My husband just came to our bedroom to inform me he printed out a Screw Chart.
I asked if that’s like a Special Advent Calendar for grown-ups but Greg looked at me like I was confused and said slowly, “It’s a Screw Chart for the iPhone,” so then I had to remind him we’ve had conversations with our teenager about this kind of thing, and, specifically, about never, ever (EVER) taking those kinds of pictures or videos on one’s phone because HELLO, INTERNET — you just don’t know where that stuff will end up. GEEZ, Greg.
Greg shook his head and used his I’m Very Disappointed in You face, which, coincidentally, is the exact same face he used last night at the dinner table when I taught our children the very best technique for spitting their vegetables into their napkins without getting caught. Until I stepped in with a solution, they just kept complaining and complaining about eating their vegetables, you guys; SOMEONE HAD TO DO SOMETHING, and Greg’s only offering was, “Eat your vegetables” with an occasional “It’s only TWO BITES; just EAT YOUR VEGETABLES” thrown at ’em for good measure. Listen; I don’t want to imply I’m the more effective parent here, but my method got them to stop complaining about their vegetables and Greg’s, well, didn’t. You be the judge.
The only difference in Greg’s reaction between last night’s Vegetable Debacle and tonight’s Screw Chart Incident is last night’s I’m Very Disappointed in You face made sense because *I* was disappointed in our kids, too.
I mean, collectively they have 60 years of childhood under their belts; you’d think at least one of them would’ve stumbled on the Wipe Your Mouth and Simultaneously Spit Into Your Napkin technique without having to be given a step-by-step instruction guide, but sometimes our kids aren’t quite as bright as we imagine.

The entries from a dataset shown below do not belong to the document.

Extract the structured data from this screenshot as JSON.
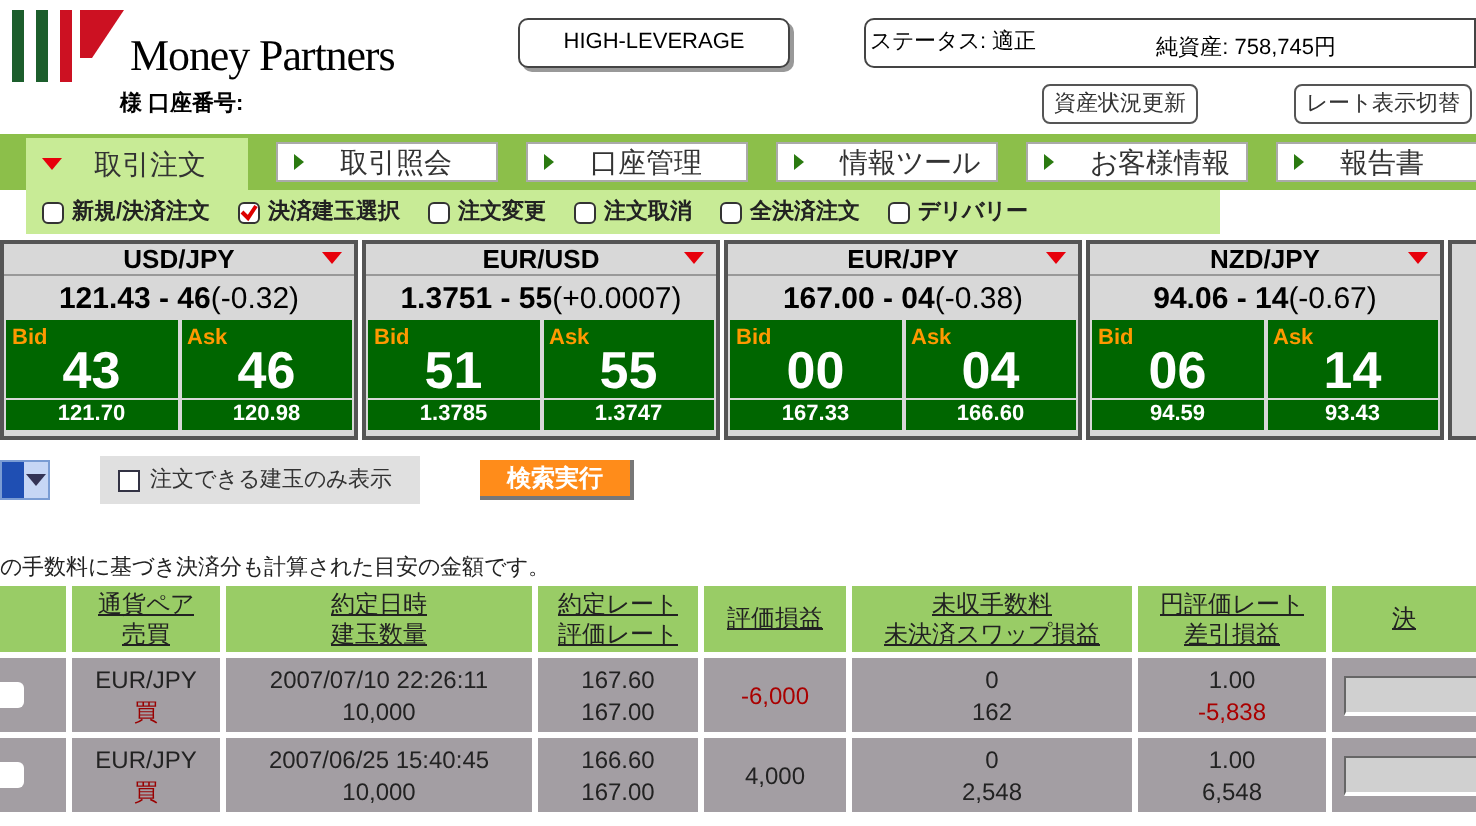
{
  "logo": {
    "brand": "Money Partners"
  },
  "account": {
    "honorific": "様",
    "label": "口座番号:"
  },
  "mode_button": "HIGH-LEVERAGE",
  "status": {
    "status": "ステータス: 適正",
    "net_assets": "純資産: 758,745円"
  },
  "header_buttons": [
    "資産状況更新",
    "レート表示切替"
  ],
  "nav_tabs": [
    {
      "label": "取引注文",
      "selected": true
    },
    {
      "label": "取引照会",
      "selected": false
    },
    {
      "label": "口座管理",
      "selected": false
    },
    {
      "label": "情報ツール",
      "selected": false
    },
    {
      "label": "お客様情報",
      "selected": false
    },
    {
      "label": "報告書",
      "selected": false
    }
  ],
  "sub_options": [
    {
      "label": "新規/決済注文",
      "selected": false
    },
    {
      "label": "決済建玉選択",
      "selected": true
    },
    {
      "label": "注文変更",
      "selected": false
    },
    {
      "label": "注文取消",
      "selected": false
    },
    {
      "label": "全決済注文",
      "selected": false
    },
    {
      "label": "デリバリー",
      "selected": false
    }
  ],
  "rates": [
    {
      "pair": "USD/JPY",
      "quote": "121.43 - 46",
      "change": "(-0.32)",
      "bid_label": "Bid",
      "bid": "43",
      "ask_label": "Ask",
      "ask": "46",
      "bid_sub": "121.70",
      "ask_sub": "120.98"
    },
    {
      "pair": "EUR/USD",
      "quote": "1.3751 - 55",
      "change": "(+0.0007)",
      "bid_label": "Bid",
      "bid": "51",
      "ask_label": "Ask",
      "ask": "55",
      "bid_sub": "1.3785",
      "ask_sub": "1.3747"
    },
    {
      "pair": "EUR/JPY",
      "quote": "167.00 - 04",
      "change": "(-0.38)",
      "bid_label": "Bid",
      "bid": "00",
      "ask_label": "Ask",
      "ask": "04",
      "bid_sub": "167.33",
      "ask_sub": "166.60"
    },
    {
      "pair": "NZD/JPY",
      "quote": "94.06 - 14",
      "change": "(-0.67)",
      "bid_label": "Bid",
      "bid": "06",
      "ask_label": "Ask",
      "ask": "14",
      "bid_sub": "94.59",
      "ask_sub": "93.43"
    }
  ],
  "filter": {
    "checkbox_label": "注文できる建玉のみ表示",
    "checked": false,
    "search_button": "検索実行"
  },
  "note": "の手数料に基づき決済分も計算された目安の金額です。",
  "table": {
    "columns": [
      [
        "通貨ペア",
        "売買"
      ],
      [
        "約定日時",
        "建玉数量"
      ],
      [
        "約定レート",
        "評価レート"
      ],
      [
        "評価損益"
      ],
      [
        "未収手数料",
        "未決済スワップ損益"
      ],
      [
        "円評価レート",
        "差引損益"
      ],
      [
        "決"
      ]
    ],
    "rows": [
      {
        "checked": false,
        "pair": "EUR/JPY",
        "side": "買",
        "date": "2007/07/10 22:26:11",
        "quantity": "10,000",
        "contract_rate": "167.60",
        "valuation_rate": "167.00",
        "pl": "-6,000",
        "pl_negative": true,
        "fee": "0",
        "swap": "162",
        "yen_rate": "1.00",
        "net_pl": "-5,838",
        "net_negative": true
      },
      {
        "checked": false,
        "pair": "EUR/JPY",
        "side": "買",
        "date": "2007/06/25 15:40:45",
        "quantity": "10,000",
        "contract_rate": "166.60",
        "valuation_rate": "167.00",
        "pl": "4,000",
        "pl_negative": false,
        "fee": "0",
        "swap": "2,548",
        "yen_rate": "1.00",
        "net_pl": "6,548",
        "net_negative": false
      }
    ]
  }
}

Makes even those of us committed to science doubt evolution a little, doesn’t it?
Now, it’s true that Greg’s I’m Very Disappointed in You face was pointed at me during my selfless Vegetable Heroics last night, but I just assumed his neck was broken/stuck due to the incident earlier in the evening in which he and our son tried to burst through an opaque door at the same time, but headed in opposite directions. Just so you know, that’s a bad combo; I’ll tell you about it later. For now, what’s important to know is Greg’s I’m Very Disappointed in You face was pointed at me last night, but only by accident, I think, and because he neck was stuck.Otherwise, it would obviously have been pointed at the kids where it belonged.
This time, though, during the Screw Chart convo, Greg’s I’m Very Disappointed in You face was directed at me, which is weird because he’s the one who brought the Screw Chart up, and also we were in our ROOM and if you can’t talk openly about Screw Charts in your bedroom with your husband, where CAN you, you know?

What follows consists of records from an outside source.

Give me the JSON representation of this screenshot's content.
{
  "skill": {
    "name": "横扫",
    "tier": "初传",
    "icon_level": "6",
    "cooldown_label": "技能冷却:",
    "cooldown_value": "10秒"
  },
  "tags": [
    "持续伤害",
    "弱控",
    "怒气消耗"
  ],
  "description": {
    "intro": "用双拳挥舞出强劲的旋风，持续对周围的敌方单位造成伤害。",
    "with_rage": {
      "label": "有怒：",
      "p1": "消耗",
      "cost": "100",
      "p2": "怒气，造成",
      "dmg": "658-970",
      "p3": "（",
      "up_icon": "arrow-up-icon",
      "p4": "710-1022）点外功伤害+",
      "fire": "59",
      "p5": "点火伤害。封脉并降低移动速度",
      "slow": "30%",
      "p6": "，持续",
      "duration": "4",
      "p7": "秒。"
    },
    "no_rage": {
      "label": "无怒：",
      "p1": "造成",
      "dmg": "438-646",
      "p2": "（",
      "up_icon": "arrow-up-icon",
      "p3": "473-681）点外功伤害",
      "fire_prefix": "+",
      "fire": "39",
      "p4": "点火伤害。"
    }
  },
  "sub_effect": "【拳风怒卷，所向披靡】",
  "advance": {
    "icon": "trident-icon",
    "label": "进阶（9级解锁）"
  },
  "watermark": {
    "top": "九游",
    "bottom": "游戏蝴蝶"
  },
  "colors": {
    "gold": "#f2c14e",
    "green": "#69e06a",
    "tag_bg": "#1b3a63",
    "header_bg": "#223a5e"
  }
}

Anyway, long story short, Greg says a Screw Chart for the iPhone is a chart that shows you how to assemble and disassemble an iPhone and put all the parts back in the right places when you’re done, but I’m pretty sure that would be called an iPhone Assembly or Disassembly Chart because who would call something like that a Screw Chart? That’s just dumb.
On the other hand, if any of you Pinteresty types are looking for a Christmas project, I have got a GREAT Advent Calendar idea. Just saying.